How To Discipline Your Child: Age 3-5
As your child grows, he or she begins to understand the connection between actions and consequences. This means that parents can punish their children for their misdeeds. However, the type of punishment is taken into consideration. Here are some tips in applying discipline on your young child.
Explain the rules before you punish them – It’s important to explain to kids what you expect of them before you punish them for a certain behavior. For example, the first time your 3-year-old uses crayons to decorate the kitchen counter. You should discuss why that is not allowed and what will happen if your child does this again. Explain to your child that he or she will have to clean the countertop and will not be able to use crayons for the rest of the afternoon. If your child does it again, remind him or her that crayons are for paper only and then enforce the consequences.
Be consistent when it comes to discipline – It’s sometimes easier for parents to ignore occasional bad behavior or fail to follow through on some threatened punishment. However, this risks setting a bad precedent. It is important for parents to decide together what the rules are and then be unswerving in upholding them. This makes it clear to your kids what behaviors will be punished.
Reward good behaviors – Discipline is not just about punishment. Parents need to remember to recognize good behavior. Praising your child for sharing his toys at the playground is more effective than punishing him for not sharing. Remember to be specific when praising your child. Don’t just say, “Good job!”
Monitor your child’s misbehavior – Try applying a chart system if your child is displaying an unacceptable, repetitive behavior. Put up a chart with a box for each day of the week and decide how many chances you will give your child to display the unacceptable behavior before punishing him or her. The chart can also display how long the proper behavior must be displayed before it is rewarded. Monitor your child’s behavior on a daily basis, giving your child a concrete look at how he or she is doing. Once this begins to work, do not forget to praise your child for learning to control misbehavior.
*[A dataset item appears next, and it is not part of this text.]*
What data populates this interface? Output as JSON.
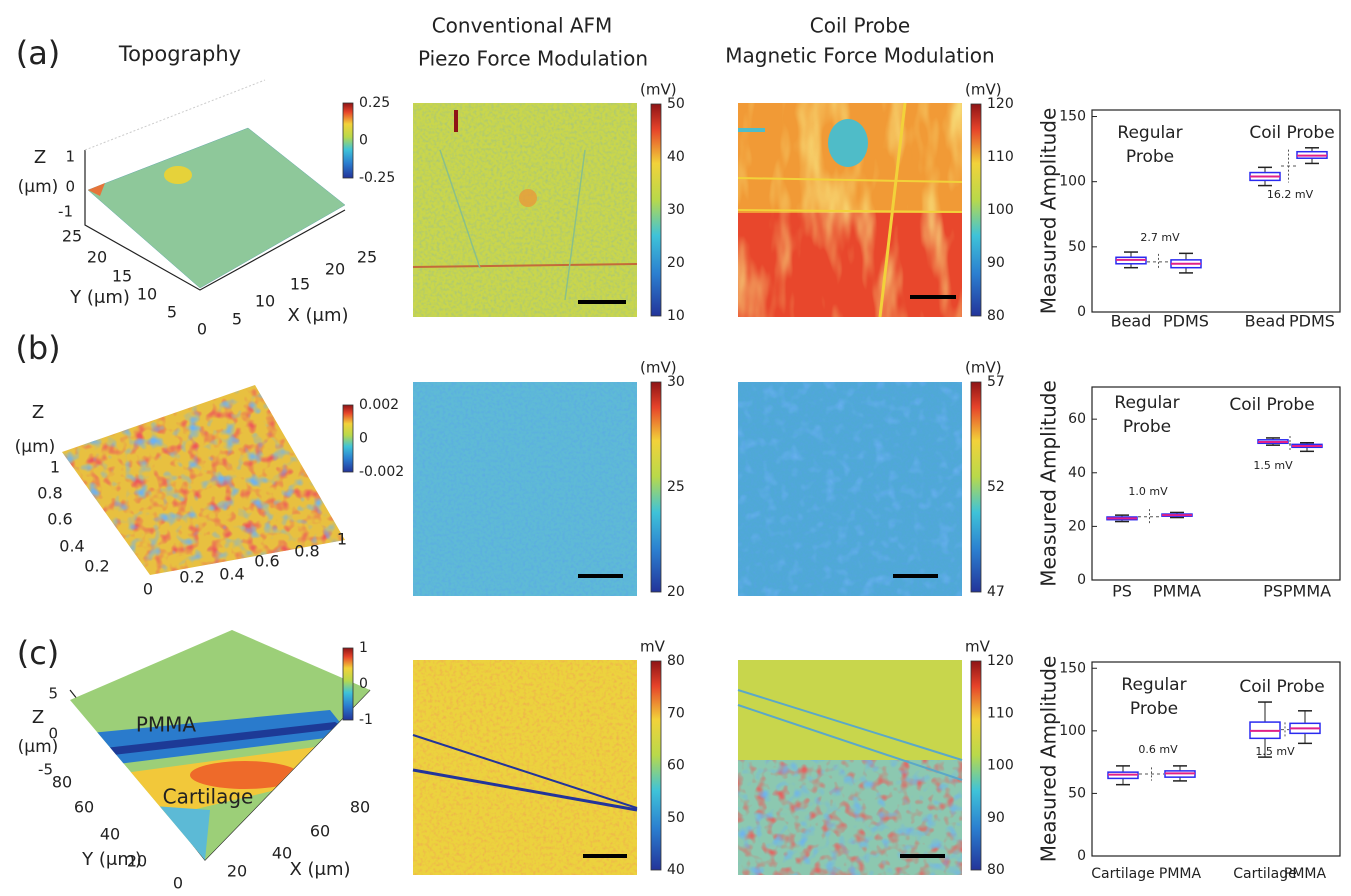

Timeouts can work well – Establish a suitable timeout place that is free from distractions like computers, TVs, and video games, and will force your child to think about how he or she has behaved. Consider the length of time that will best suit your child. Rule of thumb suggests one minute per year of age is a good basis to follow, or you can use the timeout until the child is calmed down.
Tell what is right – Inform your child on what is the right thing to do, not just tell your child what not to do. Instead of telling your child not to play with their food, you may want to remind them that foods should be eaten to make them healthy.